Dry Eye & Blepharitis
The symptoms of dry eye and blepharitis affect a tremendous number of people in the United States. In milder cases symptoms like eye irritation, pain and transient blurry vision are common, while serious cases can lead to damage to the eye and persistently decreased vision. The experienced doctors at Fry Eye Associates offer comprehensive treatment plans to increase your quality of life and reduce the risk of damaging your eyes.
Dry Eye & Blepharitis FAQ
The surface of your eye is protected and maintained by a complex film of tears that itself has three layers (a mucous, tear, and oil layer). Every time you blink the tear film replenishes the eye surface and flushes out irritants.
When this tear film isn’t working correctly the result is dry eye, a syndrome that leaves your eyes feeling irritated and often results in blurry vision that comes and goes. Other potential symptoms include burning, scratchiness, redness, increased light sensitivity, increased tearing and eyelid crusting. There are several types of dry eye, though often the type of dry eye is related to the layer of the tear film that is most depleted (mucous, tear or oil layer).
Dry eye can be associated with:
- Various eyelid disorders like ectropion or floppy eyelid syndrome
- Blepharitis (see below)
- Environmental conditions
- Rheumatoid arthritis and other chronic inflammatory diseases
- Medications such as antidepressants or anti-allergy drugs like diphenhydramine (Benadryl)
While there is no cure for dry eye, the Fry Eye Associates doctors will create a treatment plan that is tailored to each individual patient based on the type and severity of their dry eye, with the goal being to increase comfort, improve vision and protect the eyes from unnecessary damage.
The team offers several solutions for dry eye including:
- Artificial tears
- Restasis® and other anti-inflammatory eyedrops
- Punctal plugs – small plugs that are placed into your tear ducts to prevent tears from draining away too quickly
- Bruder masks and other forms of thermal therapy for meibomian gland treatment
- Serum tears – tears made from your own blood that can be effective in severe cases
After a comprehensive eye exam and dry eye diagnostic testing, your Fry Eye Associates doctor develops your treatment to meet your needs. They monitor your condition to ensure your symptoms are significantly reduced or resolved and that your eyes remain healthy.

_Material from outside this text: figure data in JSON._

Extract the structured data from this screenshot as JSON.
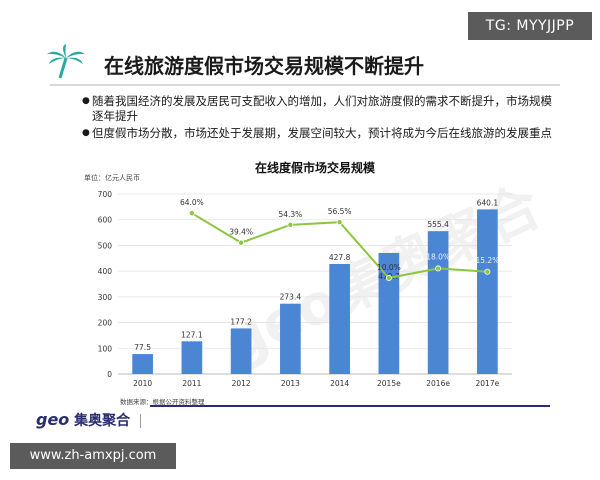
{
  "badge": "TG: MYYJJPP",
  "title": "在线旅游度假市场交易规模不断提升",
  "bullets": [
    "随着我国经济的发展及居民可支配收入的增加，人们对旅游度假的需求不断提升，市场规模逐年提升",
    "但度假市场分散，市场还处于发展期，发展空间较大，预计将成为今后在线旅游的发展重点"
  ],
  "footer": {
    "logo_geo": "geo",
    "logo_cn": "集奥聚合",
    "url": "www.zh-amxpj.com"
  },
  "watermark": "geo集奥聚合",
  "chart_data": {
    "type": "bar",
    "title": "在线度假市场交易规模",
    "unit_label": "单位：亿元人民币",
    "source": "数据来源：根据公开资料整理",
    "categories": [
      "2010",
      "2011",
      "2012",
      "2013",
      "2014",
      "2015e",
      "2016e",
      "2017e"
    ],
    "values": [
      77.5,
      127.1,
      177.2,
      273.4,
      427.8,
      470.7,
      555.4,
      640.1
    ],
    "value_labels": [
      "77.5",
      "127.1",
      "177.2",
      "273.4",
      "427.8",
      "470.7",
      "555.4",
      "640.1"
    ],
    "growth": [
      null,
      64.0,
      39.4,
      54.3,
      56.5,
      10.0,
      18.0,
      15.2
    ],
    "growth_labels": [
      "",
      "64.0%",
      "39.4%",
      "54.3%",
      "56.5%",
      "10.0%",
      "18.0%",
      "15.2%"
    ],
    "yticks": [
      0,
      100,
      200,
      300,
      400,
      500,
      600,
      700
    ],
    "ylim": [
      0,
      700
    ],
    "growth_ylim": [
      -70,
      80
    ],
    "grid": true,
    "colors": {
      "bar": "#4a86d4",
      "line": "#8cc63f"
    }
  }
}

Blepharitis is the medical term for inflammation of the eyelid margins, which is the part of the eyelid where your eyelashes and oil-secreting glands are found. It’s a common condition that can affect people of all ages and can be a significant source of irritation. Dysfunctional oil glands (called meibomian glands), rosacea, overgrowth of certain naturally-occurring bacteria or Demodex mites are common sources of blepharitis and your body reacts with an inflammatory response that causes the uncomfortable symptoms.
Some of the symptoms of blepharitis include:
- Red eyes
- Flaking or greasy skin around your eyes
- Watery eyes
- Crusted sticky eyelashes in the morning
- Itchy or swollen eyelids
- Sensitivity to light
- Abnormal eyelash growth or loss
- Having styes or chalazions
- Dry eye
Most people with blepharitis notice more than one of these symptoms. If you detect these changes, consider a diagnostic exam at Fry Eye Associates.
While there is no cure for blepharitis, the Fry Eye Associates doctors can examine your eyes and recommend treatment based on the type and severity of the condition.
An important component of blepharitis treatment is keeping the eyelid margins free of debris and keeping the oil glands from becoming blocked. Using warm compresses, gentle eyelid message and eyelid margin cleaning with over-the-counter eyelid-cleaning products or baby shampoo is an excellent way to achieve this. Bruder moist heat eye masks and other forms of thermal therapy are offered at Fry Eye Associates to help improve the flow of the dysfunctional oil glands and provide dry eye relief.
In cases where excessive bacteria is present or your condition is related to issues like rosacea, then you may need to complete a course of oral or topical antibiotics as part of your treatment plan. In other cases, prescription anti-inflammatory eyedrops can be very helpful.
At dry eye evaluation, your doctor will discuss all available treatment options and help you chart a course that aligns with your needs and lifestyle.